Self Reflection : Is it healthy to stay friends with your ex?
Do you ever ask, “should you stay friends with your ex?” It’s a tricky question for many of us, especially if we haven’t truly identified our own intentions or feelings.
Most modern relationships start with two people having a relationship history. Whether it’s extensive, short or eclectic, our relationship past is usually complicated and sometimes hard to understand.
When starting a new relationship, I have found that some couples struggle with how to approach the topic of their ex-partners. Some clients find themselves sustaining relationships with their ex’s, while others are completely against it. Some clients find themselves worried about boundaries with ex-relationships and have an internal conflict with compromising this previous connection.
When is it inappropriate to stay connected to an ex? In what capacity is it acceptable to remain “connected” to an ex? When are you compromising yourself and your own values when starting a new relationship that has a different philosophy? When is it time to full end your relationship with an ex?

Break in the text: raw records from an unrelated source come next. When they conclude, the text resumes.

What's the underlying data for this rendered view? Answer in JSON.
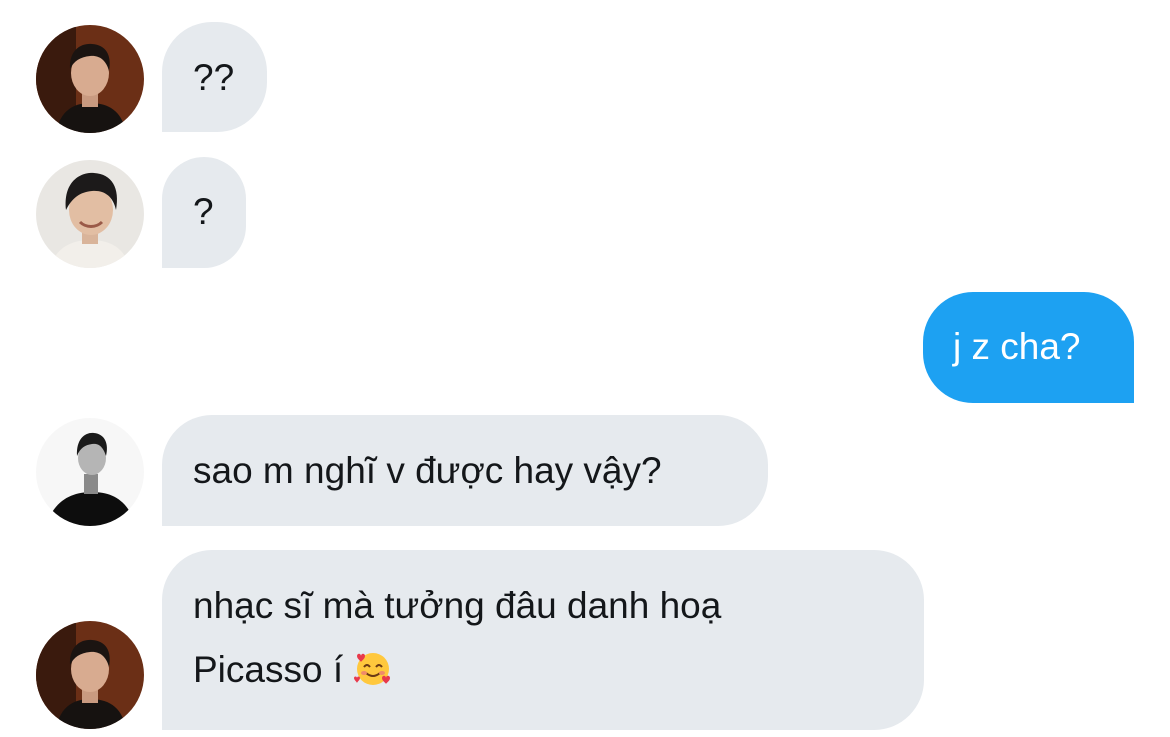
{
  "conversation": {
    "messages": [
      {
        "direction": "incoming",
        "sender_avatar": "avatar-1",
        "text": "??"
      },
      {
        "direction": "incoming",
        "sender_avatar": "avatar-2",
        "text": "?"
      },
      {
        "direction": "outgoing",
        "text": "j z cha?"
      },
      {
        "direction": "incoming",
        "sender_avatar": "avatar-3",
        "text": "sao m nghĩ v được hay vậy?"
      },
      {
        "direction": "incoming",
        "sender_avatar": "avatar-1",
        "line1": "nhạc sĩ mà tưởng đâu danh hoạ",
        "line2": "Picasso í",
        "emoji": "smiling-face-with-hearts-emoji"
      }
    ]
  },
  "colors": {
    "incoming_bubble": "#e6eaee",
    "outgoing_bubble": "#1da1f2",
    "incoming_text": "#14171a",
    "outgoing_text": "#ffffff"
  }
}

In my professional opinion, I am going to give you a rather vague answer to these questions. It depends. I used to hate when my professors in grad school would say that, but sometimes that’s all you can say. Although this answer is ambiguous, I have learned as a therapist how to appreciate that simplistic, yet confusing answer. It really does depend. Every person is different, every relationship is different, every scenario has its own complications and complexities. All I ask, do your own homework.

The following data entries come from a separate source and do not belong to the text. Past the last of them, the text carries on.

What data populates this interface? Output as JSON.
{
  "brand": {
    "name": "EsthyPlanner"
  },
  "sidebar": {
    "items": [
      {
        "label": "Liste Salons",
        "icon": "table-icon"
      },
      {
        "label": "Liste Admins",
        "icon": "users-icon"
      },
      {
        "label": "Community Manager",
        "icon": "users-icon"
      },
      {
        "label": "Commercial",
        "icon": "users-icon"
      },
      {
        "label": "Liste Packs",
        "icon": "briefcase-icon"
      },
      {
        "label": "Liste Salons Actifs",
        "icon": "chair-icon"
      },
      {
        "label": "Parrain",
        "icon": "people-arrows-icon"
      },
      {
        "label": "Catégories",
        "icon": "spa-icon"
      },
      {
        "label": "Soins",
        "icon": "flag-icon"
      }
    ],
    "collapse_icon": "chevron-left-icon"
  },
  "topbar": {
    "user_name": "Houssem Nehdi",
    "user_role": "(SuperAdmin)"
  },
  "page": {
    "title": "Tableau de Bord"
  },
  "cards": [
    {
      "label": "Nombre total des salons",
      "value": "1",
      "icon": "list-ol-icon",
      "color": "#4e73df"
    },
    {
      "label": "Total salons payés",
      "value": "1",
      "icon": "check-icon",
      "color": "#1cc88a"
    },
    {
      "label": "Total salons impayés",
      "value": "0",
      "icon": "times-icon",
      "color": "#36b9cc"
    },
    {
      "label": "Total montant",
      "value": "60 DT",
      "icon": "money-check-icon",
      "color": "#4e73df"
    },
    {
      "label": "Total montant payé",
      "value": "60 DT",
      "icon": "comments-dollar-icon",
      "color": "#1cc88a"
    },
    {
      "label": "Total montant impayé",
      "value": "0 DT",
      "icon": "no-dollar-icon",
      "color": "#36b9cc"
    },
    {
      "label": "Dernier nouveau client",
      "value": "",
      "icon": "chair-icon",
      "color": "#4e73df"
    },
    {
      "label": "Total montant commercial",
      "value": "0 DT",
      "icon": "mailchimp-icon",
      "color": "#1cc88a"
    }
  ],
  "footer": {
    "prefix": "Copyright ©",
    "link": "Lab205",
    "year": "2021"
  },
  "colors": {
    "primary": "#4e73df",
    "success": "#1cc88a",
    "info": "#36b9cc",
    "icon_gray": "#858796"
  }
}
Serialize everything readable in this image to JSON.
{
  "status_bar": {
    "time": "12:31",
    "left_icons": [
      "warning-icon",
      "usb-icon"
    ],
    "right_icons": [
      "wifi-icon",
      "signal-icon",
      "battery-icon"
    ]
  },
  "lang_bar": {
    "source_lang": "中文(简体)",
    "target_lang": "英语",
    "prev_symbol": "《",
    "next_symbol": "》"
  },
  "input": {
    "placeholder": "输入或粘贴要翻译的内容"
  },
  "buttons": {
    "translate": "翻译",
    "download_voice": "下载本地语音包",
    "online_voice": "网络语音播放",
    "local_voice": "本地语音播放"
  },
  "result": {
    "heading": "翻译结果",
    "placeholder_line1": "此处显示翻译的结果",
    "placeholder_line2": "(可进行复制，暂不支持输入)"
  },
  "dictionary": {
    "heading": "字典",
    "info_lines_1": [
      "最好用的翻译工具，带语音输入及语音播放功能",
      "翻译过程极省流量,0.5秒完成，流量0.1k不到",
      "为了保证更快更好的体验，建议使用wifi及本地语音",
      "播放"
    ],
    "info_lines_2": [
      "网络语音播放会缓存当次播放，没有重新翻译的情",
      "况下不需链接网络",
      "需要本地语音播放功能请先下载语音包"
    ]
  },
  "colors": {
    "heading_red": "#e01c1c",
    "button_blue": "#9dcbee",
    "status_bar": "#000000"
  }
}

If you find it is important to maintain relationships with your ex’s, please take a moment to reflect and ask yourself why. Are there any subconscious possibilities that have caused you to want to leave the door slightly open just in case? Do you worry about having enemies or anyone from your past having a negative perspective about you? Did you have a ex or two that weren’t good romantic partners, but still show up for you as a friend?

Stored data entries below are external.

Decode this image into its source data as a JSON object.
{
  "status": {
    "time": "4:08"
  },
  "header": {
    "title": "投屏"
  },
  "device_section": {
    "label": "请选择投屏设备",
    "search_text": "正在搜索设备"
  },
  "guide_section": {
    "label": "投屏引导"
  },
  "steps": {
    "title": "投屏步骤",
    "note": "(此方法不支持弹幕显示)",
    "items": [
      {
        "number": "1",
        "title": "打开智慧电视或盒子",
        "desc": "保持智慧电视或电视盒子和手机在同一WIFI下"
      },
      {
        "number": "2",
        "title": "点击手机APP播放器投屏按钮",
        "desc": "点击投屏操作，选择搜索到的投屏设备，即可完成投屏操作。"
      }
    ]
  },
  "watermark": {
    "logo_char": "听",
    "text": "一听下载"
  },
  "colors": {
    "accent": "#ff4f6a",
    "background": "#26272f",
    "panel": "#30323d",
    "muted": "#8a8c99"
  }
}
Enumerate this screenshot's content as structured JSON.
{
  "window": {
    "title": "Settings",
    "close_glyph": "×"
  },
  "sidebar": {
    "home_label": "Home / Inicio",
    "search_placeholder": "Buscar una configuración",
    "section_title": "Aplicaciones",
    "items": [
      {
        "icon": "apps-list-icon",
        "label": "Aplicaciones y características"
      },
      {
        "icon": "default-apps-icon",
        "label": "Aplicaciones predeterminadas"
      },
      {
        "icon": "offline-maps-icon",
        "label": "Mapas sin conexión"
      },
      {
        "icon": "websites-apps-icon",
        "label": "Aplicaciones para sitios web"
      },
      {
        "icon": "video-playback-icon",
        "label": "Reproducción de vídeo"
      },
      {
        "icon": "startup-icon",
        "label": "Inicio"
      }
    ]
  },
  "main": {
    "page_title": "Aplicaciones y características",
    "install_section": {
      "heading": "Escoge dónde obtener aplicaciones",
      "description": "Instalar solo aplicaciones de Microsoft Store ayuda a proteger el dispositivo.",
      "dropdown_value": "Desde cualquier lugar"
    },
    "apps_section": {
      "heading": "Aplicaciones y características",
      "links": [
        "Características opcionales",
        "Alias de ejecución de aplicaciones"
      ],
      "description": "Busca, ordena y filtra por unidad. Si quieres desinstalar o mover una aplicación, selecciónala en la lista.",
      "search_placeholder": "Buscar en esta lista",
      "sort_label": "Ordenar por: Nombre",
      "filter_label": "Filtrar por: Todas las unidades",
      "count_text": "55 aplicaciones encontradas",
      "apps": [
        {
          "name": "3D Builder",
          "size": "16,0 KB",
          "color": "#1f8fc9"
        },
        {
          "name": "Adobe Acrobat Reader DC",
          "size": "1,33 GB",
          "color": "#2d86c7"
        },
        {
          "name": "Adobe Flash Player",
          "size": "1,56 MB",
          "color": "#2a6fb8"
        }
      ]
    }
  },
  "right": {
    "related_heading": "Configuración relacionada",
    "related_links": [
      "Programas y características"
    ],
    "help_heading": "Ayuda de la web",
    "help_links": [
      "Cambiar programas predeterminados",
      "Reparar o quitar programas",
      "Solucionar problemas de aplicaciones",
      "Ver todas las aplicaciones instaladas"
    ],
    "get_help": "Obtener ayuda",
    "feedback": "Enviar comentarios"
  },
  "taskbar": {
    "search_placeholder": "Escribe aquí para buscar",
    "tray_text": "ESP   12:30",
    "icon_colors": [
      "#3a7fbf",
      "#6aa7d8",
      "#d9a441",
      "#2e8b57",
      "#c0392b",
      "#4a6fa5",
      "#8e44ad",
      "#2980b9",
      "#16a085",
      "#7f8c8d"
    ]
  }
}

Regardless of your scenario, I think it is important that you be extremely honest with yourself when asking why you maintain relationship(s) with your ex(s). The first two examples may have the tendency to lead you in some relational trouble in the future, (if it hasn’t already).
Across the board, I feel the following is a good rule of thumb when attempting to establish healthy boundaries and appropriate scenarios with your new partner, as well as with your ex’s:
- Skip the Short Cut
- When initiating a new relationship, limit your conversations about your ex-partners. When having the urge to talk about your ex’s, ask yourself ”why do I want to talk about them?” If you find yourself wanting to talk about them because, A) you miss them or B) you want to make your new partner jealous, my advice is to stop and do some work immediately on yourself. These two examples aren’t necessarily negative, but it does require some hard reflection and possibly some difficult work on yourself before you are fully capable of starting a new (healthy) relationship. Starting a new relationship with someone when you are either A) not over your ex, or B) are playing games to mask insecurities, are not the best foundational blocks to start your new connection on. Understanding your intentions, giving yourself the proper time to grieve ex-relationships and work on self-esteem, will help you on so many levels. Skipping these, are a short cut you do not want to take. Trust me.
- Keep Perspective
- Most often we forget how much our ex’s drove us crazy. Or how incompatible we were together. When starting a new relationship, we have the tendency to compare our ex with our new partner and new red flags may be solely based on our own skewed memory. If we find ourselves holding onto an ex-partner because “they are so great,” we may find ourselves never able to accept our new partner completely and may always have unfair expectations. If your ex is in your life only to subconsciously taunt and confuse you, maybe you should cut ties with them completely so you can officially move on and stop comparing apples to oranges.
- Be Equitable
- If you find yourself not wanting to cut off ties with your ex (for whatever reason), be fair and hold the same rule for your new partner. Ask yourself, “How would I feel about this?” Be sure your new partner understands the capacity of your relationship with your ex and try not to be defensive about it, but rather understanding and allowing of them to have their own reaction to it. Together, you may be able to establish a compromise with comfortable boundaries for all.
- Keep Boundaries EXTREMELY Clear
- It is not appropriate to maintain a “friend with benefits” relationship with an ex when you are starting a new relationship with someone else. It suggests you do not take your new relationship seriously and insecurities will most likely cause ruptures in your new relationship. When engaging in a “friends with benefits” relationship with an ex, be sure to be extremely clear about what your relationship is and isn’t.
Of course there are many more scenarios, as well as other complications I did not discuss. With that being said, just try to remember that not all relationships with ex’s are “bad” or “disrespectful” to your new partner, but they can (and will) cause issues within yourself and/or in your new relationship if you aren’t reflecting and understanding of your own intentions.